17 Een ontmoeting
'Wie betrad zijn geest
bij 't Schimmenpad in Gormorod?
't Was Shïmingey eld Fyrinh.
Wie kroop in Rymlens huid,
verzachtte D'Anjals lot?
't Was Uvrege Neï.
Wie reisde mee met hem
toen eenzaamheid hem trof?
't Was Aylaeth Deynemuyre.
En wie bleef bij hem,
tot in Aesdals zand en stof?
't Was Hrarqe Duruom.'
Uit: De gedichten van Cyntha - 4780
Met aan het hoofd D'Anjal en Zand betraden de negen het pad dat hen in zuidelijke richting, door het centrale deel van het Hormothgebergte naar het Schimmen pad moest voeren.
Of het kwam doordat Kartha opdracht had gegeven om hen met rust te laten, of het was puur toeval, ze waren zonder veel problemen uit het paleis en uit de stad weggekomen. De gevangen Orc'hse diener werd aan de tand gevoeld. Zonder tegenstribbelen vertelde hij hun een manier om ongezien uit het paleis weg te komen, door een kleine poort die in een doodlopende steeg uitkwam. Ze lieten de man gekneveld achter in een kamertje vlak bij het poortje. Onder dekking van de nacht hadden ze enige tijd over de hobbelige keien van de kronkelende verlaten straten en stegen van Donthorc'h gezworven. In de meeste huizen was geen licht te bekennen. Op de hoeken van de bredere straten hingen brandende schemerfakkels in grote iseren houders. Het vuur danste onrustig. Er stak een koude wind op. De starren verdwenen binnen enkele tellen achter wolken die als een vluchtend leger over hen heen joegen.
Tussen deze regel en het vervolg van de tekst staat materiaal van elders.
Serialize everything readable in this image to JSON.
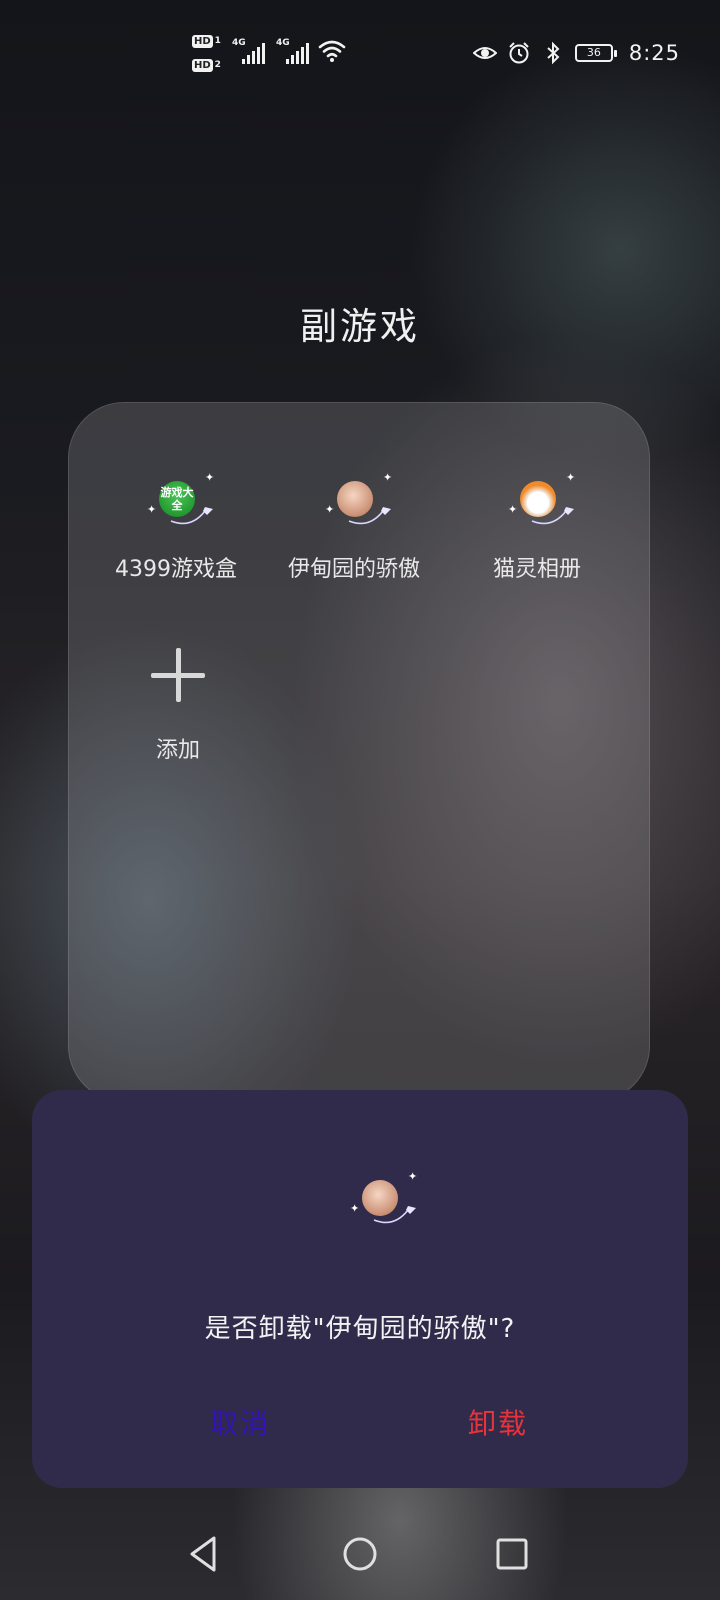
{
  "status_bar": {
    "sim1": {
      "badge": "HD",
      "slot": "1",
      "network": "4G"
    },
    "sim2": {
      "badge": "HD",
      "slot": "2",
      "network": "4G"
    },
    "battery_level": "36",
    "time": "8:25"
  },
  "folder": {
    "title": "副游戏",
    "apps": [
      {
        "label": "4399游戏盒",
        "icon": "4399-game-box-icon",
        "icon_text": "游戏大全"
      },
      {
        "label": "伊甸园的骄傲",
        "icon": "aristocrat-avatar-icon"
      },
      {
        "label": "猫灵相册",
        "icon": "cat-album-icon"
      }
    ],
    "add_label": "添加"
  },
  "dialog": {
    "message": "是否卸载\"伊甸园的骄傲\"?",
    "cancel_label": "取消",
    "confirm_label": "卸载",
    "cancel_color": "#3412b8",
    "confirm_color": "#e8333b"
  },
  "navigation": {
    "back": "back-triangle-icon",
    "home": "home-circle-icon",
    "recent": "recent-apps-square-icon"
  }
}
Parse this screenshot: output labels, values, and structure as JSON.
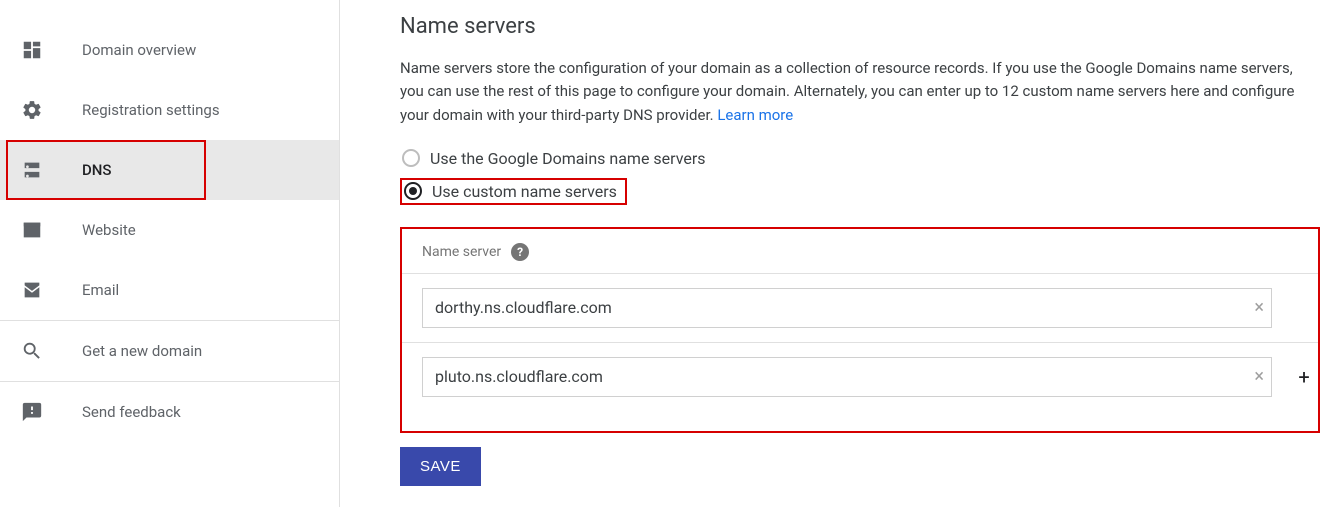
{
  "sidebar": {
    "items": [
      {
        "label": "Domain overview"
      },
      {
        "label": "Registration settings"
      },
      {
        "label": "DNS"
      },
      {
        "label": "Website"
      },
      {
        "label": "Email"
      },
      {
        "label": "Get a new domain"
      },
      {
        "label": "Send feedback"
      }
    ]
  },
  "main": {
    "heading": "Name servers",
    "description": "Name servers store the configuration of your domain as a collection of resource records. If you use the Google Domains name servers, you can use the rest of this page to configure your domain. Alternately, you can enter up to 12 custom name servers here and configure your domain with your third-party DNS provider. ",
    "learn_more": "Learn more",
    "radio_google": "Use the Google Domains name servers",
    "radio_custom": "Use custom name servers",
    "ns_label": "Name server",
    "name_servers": [
      "dorthy.ns.cloudflare.com",
      "pluto.ns.cloudflare.com"
    ],
    "save_label": "SAVE"
  }
}
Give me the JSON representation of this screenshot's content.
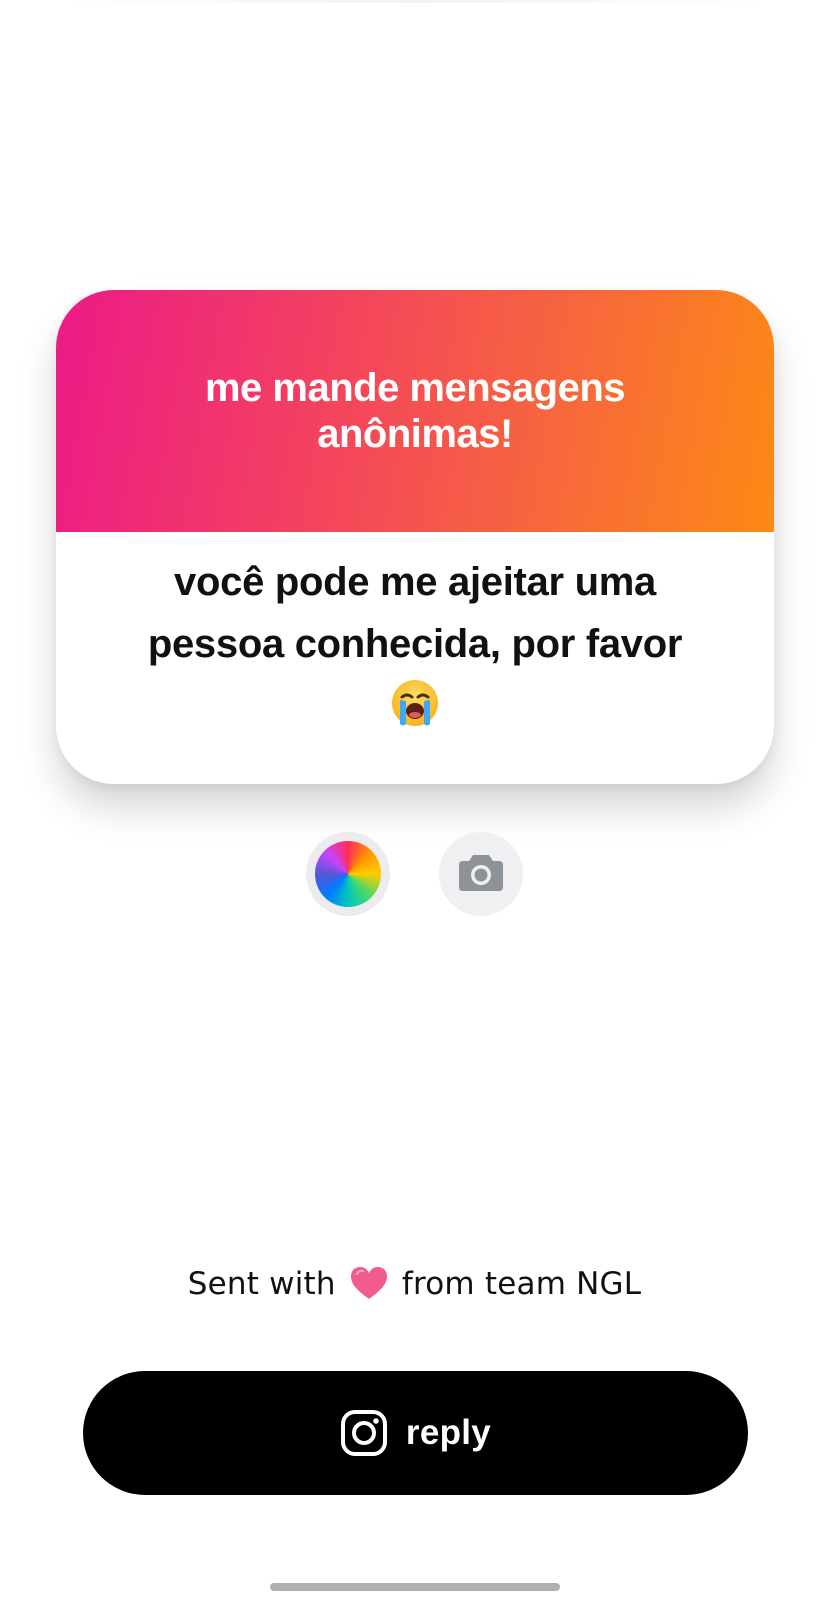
{
  "card": {
    "title": "me mande mensagens anônimas!",
    "message": "você pode me ajeitar uma pessoa conhecida, por favor",
    "message_emoji": "😭",
    "header_gradient": [
      "#ec1a87",
      "#fd8a15"
    ]
  },
  "tools": {
    "color_icon": "color-wheel-icon",
    "camera_icon": "camera-icon"
  },
  "footer": {
    "prefix": "Sent with",
    "heart_icon": "heart-icon",
    "suffix": "from team NGL"
  },
  "reply_button": {
    "label": "reply",
    "icon": "instagram-icon",
    "background": "#000000"
  }
}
De reisgezellen huiverden. Ze waren maar wat blij met de Orc'hse tunieken en mantels die ze droegen, ondanks de stank.
Toen ze de zoveelste hoek rondden, stonden ze plotseling voor een poort die spookachtig danste in het licht van een schemerfakkel. Vreemd genoeg liepen er geen wachters rond. Nog eigenaardiger was dat de zware iseren ketting waarmee de poort gesloten moest worden, los heen en weer bungelde in de wind. Het geluid gaf de stilte een naargeestig karakter. Brior duwde tegen de verweerde houten poortdeur, die knarsend openzwaaide.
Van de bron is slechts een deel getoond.